Refer to a specialist is honestly the worst advice on here. No one knows what is going to happen to the tooth. Refer to OS or Perio or anyone who does implants and they say take out. Refer to endo and they do endo. Just plain dumb not to handle it. Inform the patient NO ONE knows what will happen and there is a risk, that's patient autonomy. Plus these things are all covered in RCT consent.

"Why not save the patient the cost and eventual pain and do the treatment your going to need to do in 5 years today?" :) Main reason is the rct and crown are much cheaper than implant and there is no guarantee of failure on this. In my office the cost of rct and crown is about half implant and crown. Just heard Misch talk about how disappointed he is that so many dentists are unwilling to try to save teeth these days and are too quick to go to implants. He is running an implant complications office in Chicago now and seeing some of the fruits of the "take everything out and place an implant" has come to bare. I am sure this is why he now spends a decent percentage of his lecture on emphasizing teeth should be saved. He also talked about the benefits of proprioception.

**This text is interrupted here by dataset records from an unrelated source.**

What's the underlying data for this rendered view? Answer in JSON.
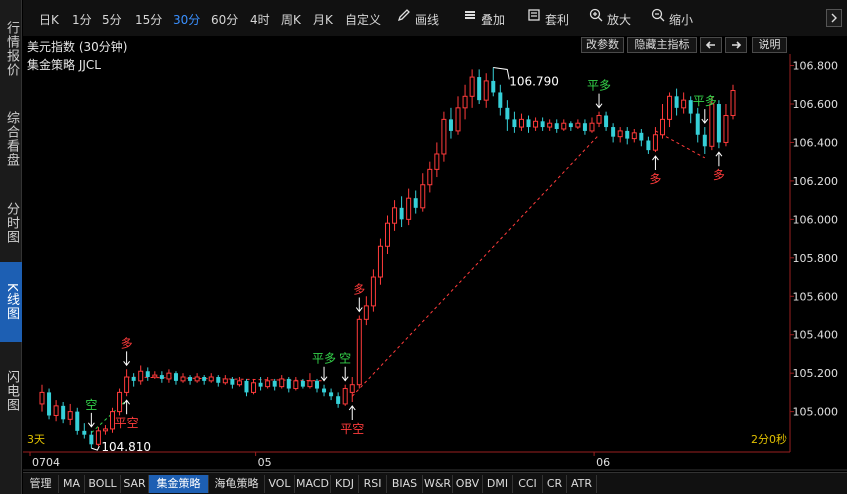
{
  "left_tabs": [
    {
      "label": "行情报价",
      "active": false
    },
    {
      "label": "综合看盘",
      "active": false
    },
    {
      "label": "分时图",
      "active": false
    },
    {
      "label": "K线图",
      "active": true
    },
    {
      "label": "闪电图",
      "active": false
    }
  ],
  "periods": [
    "日K",
    "1分",
    "5分",
    "15分",
    "30分",
    "60分",
    "4时",
    "周K",
    "月K",
    "自定义"
  ],
  "selected_period": "30分",
  "tools": {
    "draw": "画线",
    "overlay": "叠加",
    "arbitrage": "套利",
    "zoom_in": "放大",
    "zoom_out": "缩小"
  },
  "title": "美元指数 (30分钟)",
  "strategy_label": "集金策略 JJCL",
  "buttons": {
    "params": "改参数",
    "hide": "隐藏主指标",
    "help": "说明"
  },
  "colors": {
    "up": "#ff3b3b",
    "down": "#36d0d8",
    "signal_green": "#34d24a",
    "signal_red": "#ff3b3b",
    "dashed": "#ff3b3b",
    "axis": "#9a1f1f",
    "accent": "#1d5fb3"
  },
  "chart_data": {
    "type": "candlestick",
    "ylim": [
      104.79,
      106.86
    ],
    "y_ticks": [
      "106.800",
      "106.600",
      "106.400",
      "106.200",
      "106.000",
      "105.800",
      "105.600",
      "105.400",
      "105.200",
      "105.000"
    ],
    "x_ticks": [
      "0704",
      "05",
      "06"
    ],
    "high_label": "106.790",
    "low_label": "104.810",
    "days_label": "3天",
    "countdown": "2分0秒",
    "candles": [
      [
        105.04,
        105.1,
        105.14,
        105.0
      ],
      [
        105.1,
        104.98,
        105.12,
        104.96
      ],
      [
        104.98,
        105.03,
        105.06,
        104.95
      ],
      [
        105.03,
        104.96,
        105.05,
        104.94
      ],
      [
        104.96,
        105.0,
        105.04,
        104.93
      ],
      [
        105.0,
        104.9,
        105.02,
        104.88
      ],
      [
        104.9,
        104.88,
        104.94,
        104.86
      ],
      [
        104.88,
        104.83,
        104.9,
        104.81
      ],
      [
        104.83,
        104.9,
        104.92,
        104.82
      ],
      [
        104.9,
        104.91,
        104.93,
        104.88
      ],
      [
        104.91,
        105.0,
        105.02,
        104.89
      ],
      [
        105.0,
        105.1,
        105.12,
        104.98
      ],
      [
        105.1,
        105.18,
        105.22,
        105.08
      ],
      [
        105.18,
        105.16,
        105.2,
        105.13
      ],
      [
        105.16,
        105.21,
        105.24,
        105.14
      ],
      [
        105.21,
        105.18,
        105.23,
        105.16
      ],
      [
        105.18,
        105.19,
        105.21,
        105.17
      ],
      [
        105.19,
        105.17,
        105.21,
        105.15
      ],
      [
        105.17,
        105.2,
        105.22,
        105.15
      ],
      [
        105.2,
        105.16,
        105.21,
        105.14
      ],
      [
        105.16,
        105.18,
        105.2,
        105.15
      ],
      [
        105.18,
        105.16,
        105.19,
        105.14
      ],
      [
        105.16,
        105.18,
        105.2,
        105.15
      ],
      [
        105.18,
        105.16,
        105.19,
        105.14
      ],
      [
        105.16,
        105.18,
        105.2,
        105.15
      ],
      [
        105.18,
        105.15,
        105.19,
        105.13
      ],
      [
        105.15,
        105.17,
        105.19,
        105.14
      ],
      [
        105.17,
        105.14,
        105.18,
        105.12
      ],
      [
        105.14,
        105.16,
        105.18,
        105.13
      ],
      [
        105.16,
        105.1,
        105.17,
        105.08
      ],
      [
        105.1,
        105.15,
        105.17,
        105.09
      ],
      [
        105.15,
        105.13,
        105.18,
        105.11
      ],
      [
        105.13,
        105.16,
        105.18,
        105.12
      ],
      [
        105.16,
        105.13,
        105.17,
        105.11
      ],
      [
        105.13,
        105.17,
        105.19,
        105.12
      ],
      [
        105.17,
        105.12,
        105.18,
        105.1
      ],
      [
        105.12,
        105.16,
        105.18,
        105.11
      ],
      [
        105.16,
        105.13,
        105.17,
        105.12
      ],
      [
        105.13,
        105.16,
        105.2,
        105.12
      ],
      [
        105.16,
        105.12,
        105.17,
        105.1
      ],
      [
        105.12,
        105.1,
        105.14,
        105.08
      ],
      [
        105.1,
        105.08,
        105.12,
        105.06
      ],
      [
        105.08,
        105.04,
        105.1,
        105.02
      ],
      [
        105.04,
        105.12,
        105.14,
        105.03
      ],
      [
        105.1,
        105.14,
        105.18,
        105.05
      ],
      [
        105.14,
        105.48,
        105.5,
        105.12
      ],
      [
        105.48,
        105.55,
        105.6,
        105.45
      ],
      [
        105.55,
        105.7,
        105.74,
        105.52
      ],
      [
        105.7,
        105.86,
        105.9,
        105.66
      ],
      [
        105.86,
        105.98,
        106.02,
        105.82
      ],
      [
        105.98,
        106.06,
        106.1,
        105.94
      ],
      [
        106.06,
        106.0,
        106.12,
        105.96
      ],
      [
        106.0,
        106.11,
        106.16,
        105.97
      ],
      [
        106.11,
        106.06,
        106.15,
        106.03
      ],
      [
        106.06,
        106.18,
        106.24,
        106.04
      ],
      [
        106.18,
        106.26,
        106.3,
        106.14
      ],
      [
        106.26,
        106.34,
        106.4,
        106.22
      ],
      [
        106.34,
        106.52,
        106.56,
        106.3
      ],
      [
        106.52,
        106.46,
        106.58,
        106.42
      ],
      [
        106.46,
        106.58,
        106.64,
        106.44
      ],
      [
        106.58,
        106.64,
        106.7,
        106.52
      ],
      [
        106.64,
        106.74,
        106.78,
        106.58
      ],
      [
        106.74,
        106.62,
        106.78,
        106.6
      ],
      [
        106.62,
        106.72,
        106.76,
        106.58
      ],
      [
        106.72,
        106.66,
        106.79,
        106.64
      ],
      [
        106.66,
        106.58,
        106.7,
        106.54
      ],
      [
        106.58,
        106.52,
        106.62,
        106.46
      ],
      [
        106.52,
        106.48,
        106.56,
        106.45
      ],
      [
        106.48,
        106.52,
        106.55,
        106.46
      ],
      [
        106.52,
        106.48,
        106.54,
        106.45
      ],
      [
        106.48,
        106.51,
        106.53,
        106.46
      ],
      [
        106.51,
        106.48,
        106.53,
        106.46
      ],
      [
        106.48,
        106.5,
        106.52,
        106.46
      ],
      [
        106.5,
        106.47,
        106.52,
        106.45
      ],
      [
        106.47,
        106.5,
        106.52,
        106.46
      ],
      [
        106.5,
        106.48,
        106.51,
        106.46
      ],
      [
        106.48,
        106.5,
        106.52,
        106.47
      ],
      [
        106.5,
        106.46,
        106.52,
        106.44
      ],
      [
        106.46,
        106.5,
        106.53,
        106.45
      ],
      [
        106.5,
        106.54,
        106.56,
        106.48
      ],
      [
        106.54,
        106.48,
        106.56,
        106.46
      ],
      [
        106.48,
        106.43,
        106.5,
        106.4
      ],
      [
        106.43,
        106.46,
        106.48,
        106.4
      ],
      [
        106.46,
        106.42,
        106.48,
        106.39
      ],
      [
        106.42,
        106.45,
        106.47,
        106.4
      ],
      [
        106.45,
        106.41,
        106.47,
        106.38
      ],
      [
        106.41,
        106.36,
        106.43,
        106.34
      ],
      [
        106.36,
        106.44,
        106.48,
        106.35
      ],
      [
        106.44,
        106.52,
        106.6,
        106.42
      ],
      [
        106.52,
        106.64,
        106.66,
        106.48
      ],
      [
        106.64,
        106.58,
        106.68,
        106.54
      ],
      [
        106.58,
        106.62,
        106.66,
        106.55
      ],
      [
        106.62,
        106.55,
        106.64,
        106.5
      ],
      [
        106.55,
        106.44,
        106.58,
        106.4
      ],
      [
        106.44,
        106.38,
        106.48,
        106.34
      ],
      [
        106.38,
        106.6,
        106.64,
        106.36
      ],
      [
        106.6,
        106.4,
        106.62,
        106.37
      ],
      [
        106.4,
        106.54,
        106.6,
        106.38
      ],
      [
        106.54,
        106.67,
        106.7,
        106.52
      ]
    ],
    "signals": [
      {
        "text": "空",
        "i": 7,
        "pos": "above",
        "color": "green"
      },
      {
        "text": "多",
        "i": 12,
        "pos": "above",
        "color": "red"
      },
      {
        "text": "平空",
        "i": 12,
        "pos": "below",
        "color": "red"
      },
      {
        "text": "平多",
        "i": 40,
        "pos": "above",
        "color": "green"
      },
      {
        "text": "空",
        "i": 43,
        "pos": "above",
        "color": "green"
      },
      {
        "text": "平空",
        "i": 44,
        "pos": "below",
        "color": "red"
      },
      {
        "text": "多",
        "i": 45,
        "pos": "above",
        "color": "red"
      },
      {
        "text": "平多",
        "i": 79,
        "pos": "above",
        "color": "green"
      },
      {
        "text": "多",
        "i": 87,
        "pos": "below",
        "color": "red"
      },
      {
        "text": "平多",
        "i": 94,
        "pos": "above",
        "color": "green"
      },
      {
        "text": "多",
        "i": 96,
        "pos": "below",
        "color": "red"
      }
    ],
    "links": [
      {
        "from": [
          7,
          104.89
        ],
        "to": [
          12,
          105.06
        ],
        "color": "green"
      },
      {
        "from": [
          12,
          105.18
        ],
        "to": [
          40,
          105.16
        ],
        "color": "red"
      },
      {
        "from": [
          44,
          105.08
        ],
        "to": [
          79,
          106.44
        ],
        "color": "red"
      },
      {
        "from": [
          87,
          106.46
        ],
        "to": [
          94,
          106.32
        ],
        "color": "red"
      }
    ]
  },
  "bottom_tabs": [
    "管理",
    "MA",
    "BOLL",
    "SAR",
    "集金策略",
    "海龟策略",
    "VOL",
    "MACD",
    "KDJ",
    "RSI",
    "BIAS",
    "W&R",
    "OBV",
    "DMI",
    "CCI",
    "CR",
    "ATR"
  ],
  "selected_bottom": "集金策略"
}
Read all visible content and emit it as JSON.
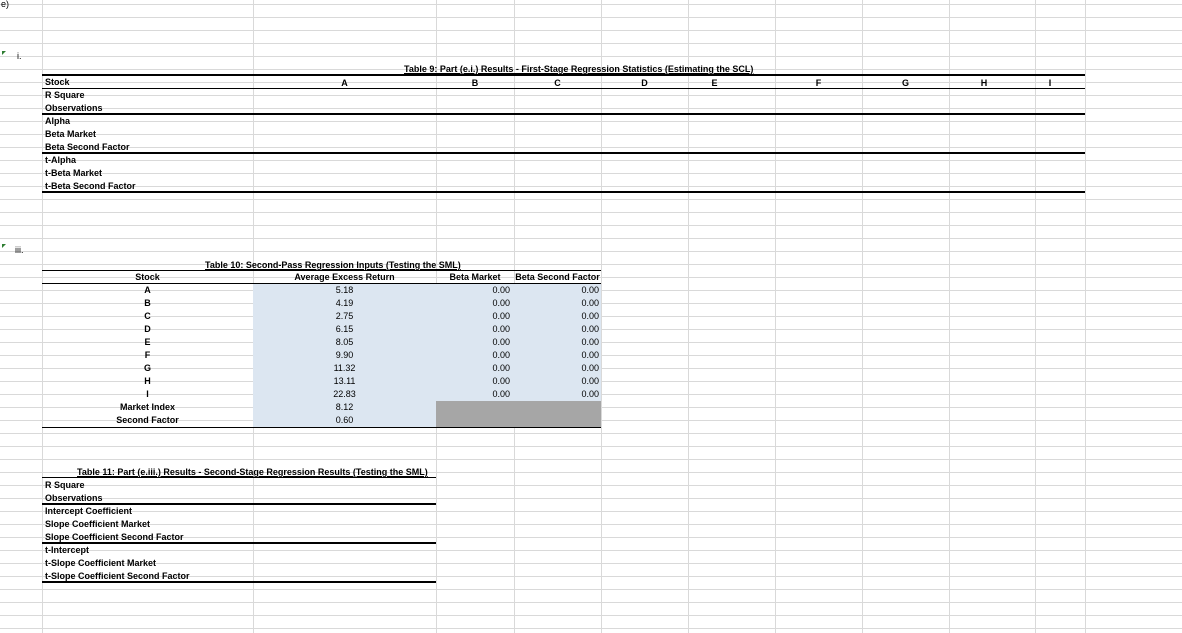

Plus you say "place an implant" like there is no risk to failing immediately and if integrated it is a lifetime solution, both assumptions are foolish. I can think of three patients who have spent close to $10,000 to replace just one tooth, and not one of them was at all happy about it. Guess which tooth it was in all three cases? Upper first molars - failed bone grafts, failed implants, and sedation costs are something one must think about, especially in the upper posterior near the sinus.

Unknown said...

"Refer to a specialist is honestly the worst advice on here."

Really? I know this is the AGD, where general practitioners get to feel good about being generalists. But in the last analysis, it is the clinician's ability to reflect on his own limitations, coupled with a good faith informed discussion with his patient, that should guide the decision as to whether and when to refer. Your obligation to your patient's well-being should be the guiding principle here.

I also was a bit of a cowboy at the outset of my career. You'll come around.